Hagi Galvan leaps out of his mother's car, grabs his neon orange safety patrol vest and flag, and walks briskly to his post at the corner of Vincent Avenue and 50th Street in Minneapolis.

And a brisk walk it is. It's about 32 degrees and Hagi has forgotten his mittens. No time to fret. Hagi and about a dozen fellow students at Lake Harriet Community School fan out to three corners where they will devote the next 15 minutes to important, potentially lifesaving work.

Hagi, an 11-year-old sixth-grader, is in his second year as a member of his school's safety patrol, a select group of upper class students charged with the safe crossing of kids, moms with strollers, joggers and dog-walkers during the bustling morning commute. Many students return to work the afternoon patrol.

Hagi won't brag, but he's quite a hero. In January, after a considerable snowfall, Hagi watched as a car quickly approached his four-way intersection with no sign of stopping as a third-grader stepped into the street. Hagi rushed into the street, grabbed the student by his backpack and pulled him back to the curb as the driver finally looked up and veered away. No one who witnessed the frightening event doubted that without Hagi's quick work, the child would have been hit.

The child's family, including his teary-eyed mother who had been waiting in her car honking frantically, thanked Hagi with two $25 gift cards and several movie theater-size boxes of candy.

He was named a "Lake Harriet Hero" by his school, and earned a Life Saving Award from AAA Minneapolis.

It's all nice, but you know what Hagi really wants?

"I haven't gotten the [car's] license plate yet," he said earlier this week. "I'm sorry I didn't get it."

That pragmatic approach doesn't surprise Katie Bloomer, now a special education teacher at Field School, who formerly oversaw the Lake Harriet safety patrol.

"He's very dedicated, very studious. If he wasn't scheduled to work, he wanted to work. He'd ask, 'Do you need me?' He would work every morning and after school," she said.

On a recent Monday morning at 9:30, Hagi takes his position, awaiting the call from the safety patrol leader.

"Alert! Flags out!" she calls out from across the street. Hagi steps out confidently as students cross. "Flags in!" the leader calls as Hagi steps back onto the curb, briefly putting his hands in his pockets.
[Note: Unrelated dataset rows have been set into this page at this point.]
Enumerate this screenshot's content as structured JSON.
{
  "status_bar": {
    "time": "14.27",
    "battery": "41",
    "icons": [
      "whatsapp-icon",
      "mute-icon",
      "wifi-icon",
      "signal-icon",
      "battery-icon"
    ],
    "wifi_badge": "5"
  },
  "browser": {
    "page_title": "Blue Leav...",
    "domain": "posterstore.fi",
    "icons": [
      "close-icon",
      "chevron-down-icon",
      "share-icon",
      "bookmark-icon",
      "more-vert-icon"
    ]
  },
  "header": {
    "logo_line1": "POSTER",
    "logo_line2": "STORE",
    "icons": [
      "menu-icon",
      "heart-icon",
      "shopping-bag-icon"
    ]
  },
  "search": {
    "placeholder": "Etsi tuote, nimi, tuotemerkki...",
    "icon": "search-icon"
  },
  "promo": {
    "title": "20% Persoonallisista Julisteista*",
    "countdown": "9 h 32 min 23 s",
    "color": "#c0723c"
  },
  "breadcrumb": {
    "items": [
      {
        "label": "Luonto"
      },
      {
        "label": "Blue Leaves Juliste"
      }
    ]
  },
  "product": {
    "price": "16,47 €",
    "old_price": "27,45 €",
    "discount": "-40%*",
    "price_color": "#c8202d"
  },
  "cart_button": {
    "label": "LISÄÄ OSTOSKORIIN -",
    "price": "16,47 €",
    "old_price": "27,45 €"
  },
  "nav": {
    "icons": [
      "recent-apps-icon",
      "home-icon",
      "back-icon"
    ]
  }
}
"It's not going to get warmer!" shouts Bloomer, who has returned to Lake Harriet for the morning to check in on her former charges and watch them work. Over and over, Hagi steps into the street.

At 15 degrees, the kids get hot chocolate, said Ryan Simonson, a special education teacher who took over the patrol from Bloomer.

"There's incentive for everything," he joked. "There has to be or they won't show up."

Regardless of the temperature, they get suckers once they're finished with their morning shift. Simonson tries to get them to save the suckers for lunch, but you can guess how successful that is.

The student volunteers get an hour and a half of training to understand the weight of their work. They must be responsible, cooperative, respectful and helpful.

Patrollers learn about the perils of distracted drivers, too; they must wait for eye contact with drivers before stepping into the street. All wear safety vests and are taught to hold the flag at a 45-degree angle.

Hagi's good with all that. Despite the sometimes grueling expectations — windchill, rain, snow, waking up early — he shows up on time from his home in Brooklyn Center.

Last year, he was voted safety patrol captain twice. He wore his captain's badge "like a symbol of heroism," said Bloomer, who was honored in January by AAA for her work supervising the Lake Harriet safety patrol.

"It's kind of important," said Hagi, who also likes math and Xbox and tire swings.

"But I learned the hard way to wear pants."